The commentary also cited several other countries like Belgium, the Netherlands, Canada, Columbia, Luxembourg and American states such as California, Washington, Vermont and Oregon that have passed laws allowing assisted suicides.
As a born Catholic, I do not support assisted suicide or euthanasia, but am a firm believer in palliative care and the power of prayer which has been known to create miracles.
God gave us life, and only God can take life away from us. It is not for man to play God.
Although death is a subject which many feel uncomfortable to talk about – just like mental illness – death is very much a part of living. We all have to accept that.

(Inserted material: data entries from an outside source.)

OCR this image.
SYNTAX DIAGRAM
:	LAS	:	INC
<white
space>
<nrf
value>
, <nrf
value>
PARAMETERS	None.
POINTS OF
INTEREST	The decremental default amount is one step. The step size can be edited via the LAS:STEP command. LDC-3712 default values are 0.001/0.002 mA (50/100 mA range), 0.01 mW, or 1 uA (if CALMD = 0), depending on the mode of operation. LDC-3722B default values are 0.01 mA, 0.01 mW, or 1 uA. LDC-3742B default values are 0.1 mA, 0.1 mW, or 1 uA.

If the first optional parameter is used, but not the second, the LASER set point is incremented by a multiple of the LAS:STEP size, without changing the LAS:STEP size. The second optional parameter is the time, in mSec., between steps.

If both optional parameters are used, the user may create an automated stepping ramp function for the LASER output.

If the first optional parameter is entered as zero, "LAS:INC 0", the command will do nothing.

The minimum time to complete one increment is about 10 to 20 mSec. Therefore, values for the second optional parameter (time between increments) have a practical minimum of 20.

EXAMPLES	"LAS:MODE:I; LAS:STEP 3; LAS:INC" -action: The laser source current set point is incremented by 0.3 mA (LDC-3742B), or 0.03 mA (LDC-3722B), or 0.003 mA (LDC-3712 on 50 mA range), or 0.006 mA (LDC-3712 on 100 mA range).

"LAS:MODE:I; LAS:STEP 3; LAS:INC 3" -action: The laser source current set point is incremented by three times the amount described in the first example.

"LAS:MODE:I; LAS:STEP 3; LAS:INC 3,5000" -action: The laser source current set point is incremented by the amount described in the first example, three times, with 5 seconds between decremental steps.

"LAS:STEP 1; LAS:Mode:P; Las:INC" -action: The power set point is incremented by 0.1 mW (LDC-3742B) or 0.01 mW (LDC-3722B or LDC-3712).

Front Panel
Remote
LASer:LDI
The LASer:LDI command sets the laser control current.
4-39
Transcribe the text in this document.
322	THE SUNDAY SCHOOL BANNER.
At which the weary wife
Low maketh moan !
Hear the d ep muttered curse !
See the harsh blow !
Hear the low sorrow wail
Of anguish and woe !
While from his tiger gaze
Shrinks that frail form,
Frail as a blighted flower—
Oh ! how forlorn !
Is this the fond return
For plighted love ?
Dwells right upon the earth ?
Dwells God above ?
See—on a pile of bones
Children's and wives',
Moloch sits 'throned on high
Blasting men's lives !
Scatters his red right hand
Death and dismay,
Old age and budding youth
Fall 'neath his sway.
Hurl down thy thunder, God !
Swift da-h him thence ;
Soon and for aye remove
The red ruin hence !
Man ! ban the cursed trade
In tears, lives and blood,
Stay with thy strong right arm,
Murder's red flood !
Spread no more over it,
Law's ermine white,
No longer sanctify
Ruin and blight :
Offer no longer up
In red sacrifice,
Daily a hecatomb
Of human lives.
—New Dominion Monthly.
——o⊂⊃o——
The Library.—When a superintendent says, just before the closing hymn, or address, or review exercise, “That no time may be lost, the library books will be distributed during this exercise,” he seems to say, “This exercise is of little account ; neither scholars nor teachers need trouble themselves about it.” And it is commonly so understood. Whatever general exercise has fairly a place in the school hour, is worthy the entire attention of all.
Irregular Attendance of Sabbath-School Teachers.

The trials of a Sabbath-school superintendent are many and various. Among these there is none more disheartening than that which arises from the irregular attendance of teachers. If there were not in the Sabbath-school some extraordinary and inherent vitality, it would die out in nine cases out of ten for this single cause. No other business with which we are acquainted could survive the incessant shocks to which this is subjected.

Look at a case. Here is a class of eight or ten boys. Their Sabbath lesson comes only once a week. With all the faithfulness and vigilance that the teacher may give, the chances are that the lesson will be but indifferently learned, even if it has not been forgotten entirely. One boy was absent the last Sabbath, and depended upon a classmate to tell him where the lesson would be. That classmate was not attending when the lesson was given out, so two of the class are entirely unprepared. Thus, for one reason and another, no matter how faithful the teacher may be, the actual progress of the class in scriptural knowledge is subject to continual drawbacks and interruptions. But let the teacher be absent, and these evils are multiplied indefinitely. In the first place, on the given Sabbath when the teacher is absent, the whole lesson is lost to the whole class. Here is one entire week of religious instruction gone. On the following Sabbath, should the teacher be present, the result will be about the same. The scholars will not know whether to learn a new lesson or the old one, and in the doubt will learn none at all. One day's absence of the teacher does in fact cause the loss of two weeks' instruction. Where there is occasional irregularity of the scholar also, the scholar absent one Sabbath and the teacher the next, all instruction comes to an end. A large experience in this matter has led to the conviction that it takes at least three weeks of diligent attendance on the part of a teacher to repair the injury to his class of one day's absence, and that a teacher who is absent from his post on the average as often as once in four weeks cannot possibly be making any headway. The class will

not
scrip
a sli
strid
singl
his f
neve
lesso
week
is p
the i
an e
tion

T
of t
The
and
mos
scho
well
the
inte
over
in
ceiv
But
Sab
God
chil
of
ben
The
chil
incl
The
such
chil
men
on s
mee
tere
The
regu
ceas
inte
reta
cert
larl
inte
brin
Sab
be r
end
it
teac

As Christians, we all understand that life here on earth is only temporary, for the really good life is in heaven and that is why we must follow closely the teachings of Jesus Christ and show kindness and compassion to one another irrespective of our status in society.
When children are born, parents make so much preparation for them that includes joyful celebrations, setting aside money for their education and even opening up bank accounts for them.
Yet when it comes to the elderly sick, many of whom live all alone, how much support and advance planning do we put in to help them lead more meaningful lives?
So, let’s not avoid discussing end-of-life issues, but be open to talking about dying, and how as Christian brothers and sisters, we can rally around one another to provide that ray of light amidst uncertainties that can come our way.